Pfizer aşısı bağlantılı ölümler

19 Nisan 2021 itibarıyla aşının kullanıldığı 12 ülkeden resmi hükümet verileri, Pfizer-BioNTech koronavirüs aşısının uygulanması sonucunda 2 bin 485 can kaybının yaşandığını ortaya çıkardı. Pfizer aşısı kaynaklı ölümlerin en çok görüldüğü ülke ise, uygulanan 1 milyon doz başına ölü sayısının 143'e ulaştığı Norveç oldu. ABD Salgın Hastalık kontrol ve Önleme Merkezi’nin Aşı Olumsuz Etki Raporlama Sistemi tarafından sağlanan verilere göre, ABD'de 1134 kişi Pfizer aşısıyla aşılandıktan sonra hayatını kaybetti. Meksika Sağlık Bakanlığı’nın yayınladığı verilere göre ise, Pfizer aşısının AstraZeneca ve diğer aşılardan çok daha fazla yan etki gösterdiği ifade edildi.

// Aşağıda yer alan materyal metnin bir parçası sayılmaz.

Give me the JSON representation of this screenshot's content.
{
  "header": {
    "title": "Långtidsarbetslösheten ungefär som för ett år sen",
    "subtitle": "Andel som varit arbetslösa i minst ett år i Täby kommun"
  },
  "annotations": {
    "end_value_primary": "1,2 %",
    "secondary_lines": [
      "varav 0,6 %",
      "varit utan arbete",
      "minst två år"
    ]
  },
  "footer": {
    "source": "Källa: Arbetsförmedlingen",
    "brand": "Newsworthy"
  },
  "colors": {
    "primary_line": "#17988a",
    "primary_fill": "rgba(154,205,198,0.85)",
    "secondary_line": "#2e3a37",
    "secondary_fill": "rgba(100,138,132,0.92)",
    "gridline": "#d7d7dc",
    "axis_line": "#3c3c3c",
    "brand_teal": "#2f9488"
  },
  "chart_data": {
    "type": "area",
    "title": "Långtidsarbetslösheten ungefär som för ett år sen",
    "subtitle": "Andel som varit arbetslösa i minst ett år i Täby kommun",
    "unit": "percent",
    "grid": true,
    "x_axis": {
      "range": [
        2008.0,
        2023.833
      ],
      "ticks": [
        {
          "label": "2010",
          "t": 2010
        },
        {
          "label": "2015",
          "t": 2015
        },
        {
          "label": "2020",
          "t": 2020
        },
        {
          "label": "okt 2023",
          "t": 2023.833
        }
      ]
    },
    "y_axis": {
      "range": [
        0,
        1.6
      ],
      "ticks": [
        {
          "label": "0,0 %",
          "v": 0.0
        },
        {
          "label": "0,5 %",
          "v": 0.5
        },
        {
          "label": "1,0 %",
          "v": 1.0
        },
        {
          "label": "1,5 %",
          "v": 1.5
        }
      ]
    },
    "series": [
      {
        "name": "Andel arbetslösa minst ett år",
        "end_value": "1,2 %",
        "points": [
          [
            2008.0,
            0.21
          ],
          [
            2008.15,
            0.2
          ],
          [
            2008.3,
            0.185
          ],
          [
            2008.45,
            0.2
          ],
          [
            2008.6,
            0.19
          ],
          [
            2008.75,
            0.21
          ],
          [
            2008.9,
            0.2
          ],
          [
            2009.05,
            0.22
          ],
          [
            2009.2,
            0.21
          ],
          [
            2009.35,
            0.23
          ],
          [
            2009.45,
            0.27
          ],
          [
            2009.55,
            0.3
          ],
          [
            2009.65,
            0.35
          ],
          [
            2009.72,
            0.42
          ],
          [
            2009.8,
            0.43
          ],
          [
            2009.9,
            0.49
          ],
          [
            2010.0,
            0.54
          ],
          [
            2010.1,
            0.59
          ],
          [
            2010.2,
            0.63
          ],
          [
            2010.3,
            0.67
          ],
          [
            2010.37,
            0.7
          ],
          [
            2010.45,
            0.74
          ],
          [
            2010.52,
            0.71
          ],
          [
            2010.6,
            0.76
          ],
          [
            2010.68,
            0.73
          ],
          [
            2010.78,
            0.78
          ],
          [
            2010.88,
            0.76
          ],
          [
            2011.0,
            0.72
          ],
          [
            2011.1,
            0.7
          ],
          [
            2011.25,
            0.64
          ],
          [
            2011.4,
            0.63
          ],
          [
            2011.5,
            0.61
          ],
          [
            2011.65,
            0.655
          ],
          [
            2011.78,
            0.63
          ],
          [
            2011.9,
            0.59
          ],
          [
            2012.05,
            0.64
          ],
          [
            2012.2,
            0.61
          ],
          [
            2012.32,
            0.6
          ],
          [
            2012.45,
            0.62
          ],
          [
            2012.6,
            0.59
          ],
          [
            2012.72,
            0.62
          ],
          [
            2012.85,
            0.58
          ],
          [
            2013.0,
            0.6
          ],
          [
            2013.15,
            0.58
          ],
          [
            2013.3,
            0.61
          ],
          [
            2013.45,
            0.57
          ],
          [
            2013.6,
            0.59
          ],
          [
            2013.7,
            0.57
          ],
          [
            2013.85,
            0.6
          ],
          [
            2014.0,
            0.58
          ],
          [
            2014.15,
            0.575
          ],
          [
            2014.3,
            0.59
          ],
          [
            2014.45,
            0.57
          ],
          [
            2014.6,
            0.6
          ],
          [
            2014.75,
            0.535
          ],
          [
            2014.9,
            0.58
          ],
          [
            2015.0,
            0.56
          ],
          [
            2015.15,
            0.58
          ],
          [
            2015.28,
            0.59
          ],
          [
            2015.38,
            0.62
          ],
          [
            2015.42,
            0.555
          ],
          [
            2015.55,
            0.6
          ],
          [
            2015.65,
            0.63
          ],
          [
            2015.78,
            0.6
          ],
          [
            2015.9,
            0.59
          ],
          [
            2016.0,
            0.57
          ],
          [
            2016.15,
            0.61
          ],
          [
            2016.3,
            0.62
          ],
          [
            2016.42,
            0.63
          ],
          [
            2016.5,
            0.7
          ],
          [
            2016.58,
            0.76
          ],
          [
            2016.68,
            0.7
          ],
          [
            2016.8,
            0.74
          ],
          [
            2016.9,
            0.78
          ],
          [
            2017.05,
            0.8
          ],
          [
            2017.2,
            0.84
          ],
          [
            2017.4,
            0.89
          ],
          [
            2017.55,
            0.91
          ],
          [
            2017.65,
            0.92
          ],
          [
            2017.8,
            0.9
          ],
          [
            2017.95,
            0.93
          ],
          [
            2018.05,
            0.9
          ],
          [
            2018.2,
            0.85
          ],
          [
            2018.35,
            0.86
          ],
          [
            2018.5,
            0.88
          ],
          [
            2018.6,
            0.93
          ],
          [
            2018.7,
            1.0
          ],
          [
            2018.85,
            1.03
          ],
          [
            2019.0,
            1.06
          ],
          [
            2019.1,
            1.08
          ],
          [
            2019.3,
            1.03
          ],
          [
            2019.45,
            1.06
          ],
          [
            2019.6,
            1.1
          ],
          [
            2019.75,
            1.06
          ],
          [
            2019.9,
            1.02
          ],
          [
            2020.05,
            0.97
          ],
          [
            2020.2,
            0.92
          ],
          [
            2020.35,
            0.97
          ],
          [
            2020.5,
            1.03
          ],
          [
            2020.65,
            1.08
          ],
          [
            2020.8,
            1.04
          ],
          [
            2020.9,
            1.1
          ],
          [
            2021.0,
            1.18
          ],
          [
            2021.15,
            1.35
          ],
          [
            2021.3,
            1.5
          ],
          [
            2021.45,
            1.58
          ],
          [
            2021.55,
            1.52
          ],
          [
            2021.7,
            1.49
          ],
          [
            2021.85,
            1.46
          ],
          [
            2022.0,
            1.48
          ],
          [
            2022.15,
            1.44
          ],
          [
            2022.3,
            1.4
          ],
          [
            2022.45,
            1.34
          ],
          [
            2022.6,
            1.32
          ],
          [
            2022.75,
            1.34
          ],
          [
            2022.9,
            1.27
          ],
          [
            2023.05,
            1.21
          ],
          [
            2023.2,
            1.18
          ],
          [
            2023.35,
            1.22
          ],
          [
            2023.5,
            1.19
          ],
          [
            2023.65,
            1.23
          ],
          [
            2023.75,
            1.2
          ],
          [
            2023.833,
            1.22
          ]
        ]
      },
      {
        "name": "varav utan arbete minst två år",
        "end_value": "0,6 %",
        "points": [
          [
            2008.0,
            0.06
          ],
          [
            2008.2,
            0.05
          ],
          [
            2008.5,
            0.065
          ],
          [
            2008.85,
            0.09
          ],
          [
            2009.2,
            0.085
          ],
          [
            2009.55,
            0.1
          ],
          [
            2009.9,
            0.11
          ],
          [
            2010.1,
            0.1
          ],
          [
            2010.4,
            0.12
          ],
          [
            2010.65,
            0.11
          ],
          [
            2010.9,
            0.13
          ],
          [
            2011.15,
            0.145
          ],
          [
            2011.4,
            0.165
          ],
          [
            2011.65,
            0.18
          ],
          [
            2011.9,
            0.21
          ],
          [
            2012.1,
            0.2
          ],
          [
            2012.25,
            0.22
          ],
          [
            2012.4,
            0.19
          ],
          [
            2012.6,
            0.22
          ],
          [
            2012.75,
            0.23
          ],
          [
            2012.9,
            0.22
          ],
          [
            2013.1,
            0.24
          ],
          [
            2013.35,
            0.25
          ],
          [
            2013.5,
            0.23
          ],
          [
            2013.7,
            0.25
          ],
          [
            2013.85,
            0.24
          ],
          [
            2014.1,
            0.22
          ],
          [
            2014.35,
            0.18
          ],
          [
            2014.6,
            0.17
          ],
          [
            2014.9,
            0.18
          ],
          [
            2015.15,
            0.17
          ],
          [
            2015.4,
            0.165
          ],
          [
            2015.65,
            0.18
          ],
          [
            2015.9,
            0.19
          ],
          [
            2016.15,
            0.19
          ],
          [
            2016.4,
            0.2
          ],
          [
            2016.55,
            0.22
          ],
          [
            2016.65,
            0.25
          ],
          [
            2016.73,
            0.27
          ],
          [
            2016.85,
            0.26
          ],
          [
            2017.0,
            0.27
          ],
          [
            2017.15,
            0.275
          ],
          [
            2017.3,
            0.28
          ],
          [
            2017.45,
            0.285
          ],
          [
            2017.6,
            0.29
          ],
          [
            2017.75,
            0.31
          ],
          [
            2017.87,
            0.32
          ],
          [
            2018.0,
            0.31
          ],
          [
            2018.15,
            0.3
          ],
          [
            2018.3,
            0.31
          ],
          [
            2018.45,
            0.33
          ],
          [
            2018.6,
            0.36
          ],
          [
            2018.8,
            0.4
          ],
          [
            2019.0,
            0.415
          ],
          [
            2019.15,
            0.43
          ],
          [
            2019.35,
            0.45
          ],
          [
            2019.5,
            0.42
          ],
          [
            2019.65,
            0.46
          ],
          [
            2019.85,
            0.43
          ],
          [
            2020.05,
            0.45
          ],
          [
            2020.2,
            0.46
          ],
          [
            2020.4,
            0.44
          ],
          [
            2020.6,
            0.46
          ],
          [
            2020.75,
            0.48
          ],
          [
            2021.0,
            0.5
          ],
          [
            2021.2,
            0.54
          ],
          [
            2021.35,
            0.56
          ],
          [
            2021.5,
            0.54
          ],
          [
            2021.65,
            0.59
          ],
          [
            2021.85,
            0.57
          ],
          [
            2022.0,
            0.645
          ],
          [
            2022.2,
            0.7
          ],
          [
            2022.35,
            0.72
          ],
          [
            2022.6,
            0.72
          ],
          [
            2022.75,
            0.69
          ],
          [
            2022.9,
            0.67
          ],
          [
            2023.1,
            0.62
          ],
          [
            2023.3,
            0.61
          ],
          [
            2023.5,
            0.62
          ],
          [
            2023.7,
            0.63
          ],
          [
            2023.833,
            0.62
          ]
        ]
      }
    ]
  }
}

Bakanlığın verilerine göre, 17 Nisan itibarıyla Pfizer aşılarında 100 bin dozda 2.08 ciddi yan etki vakası görülürken, AstraZeneca için ise bu oran 100 bin dozda 1.56 olarak tespit edildi.

Araştırmalar yeterli değil

Pfizer aşısının güvenlik sicili ciddi tartışmalara yol açsa da, ‘uzun vadeli etki sorunları’ henüz tespit edilebilmiş değil. Genel olarak mRNA teknolojisine dayanan ilaçlar ve aşılar hakkında yapılan araştırmalar bir tarafa,, aşının uzun vadeli güvenliği konusunda herhangi bir çalışma da yapılmış değil.

Tıp dünyası mRNA’nın muhtemel kanserojen veya doğurganlığın azalması riskinin olup olmadığı konusunda ise henüz bir araştırma yapılmadığını belirtiyor.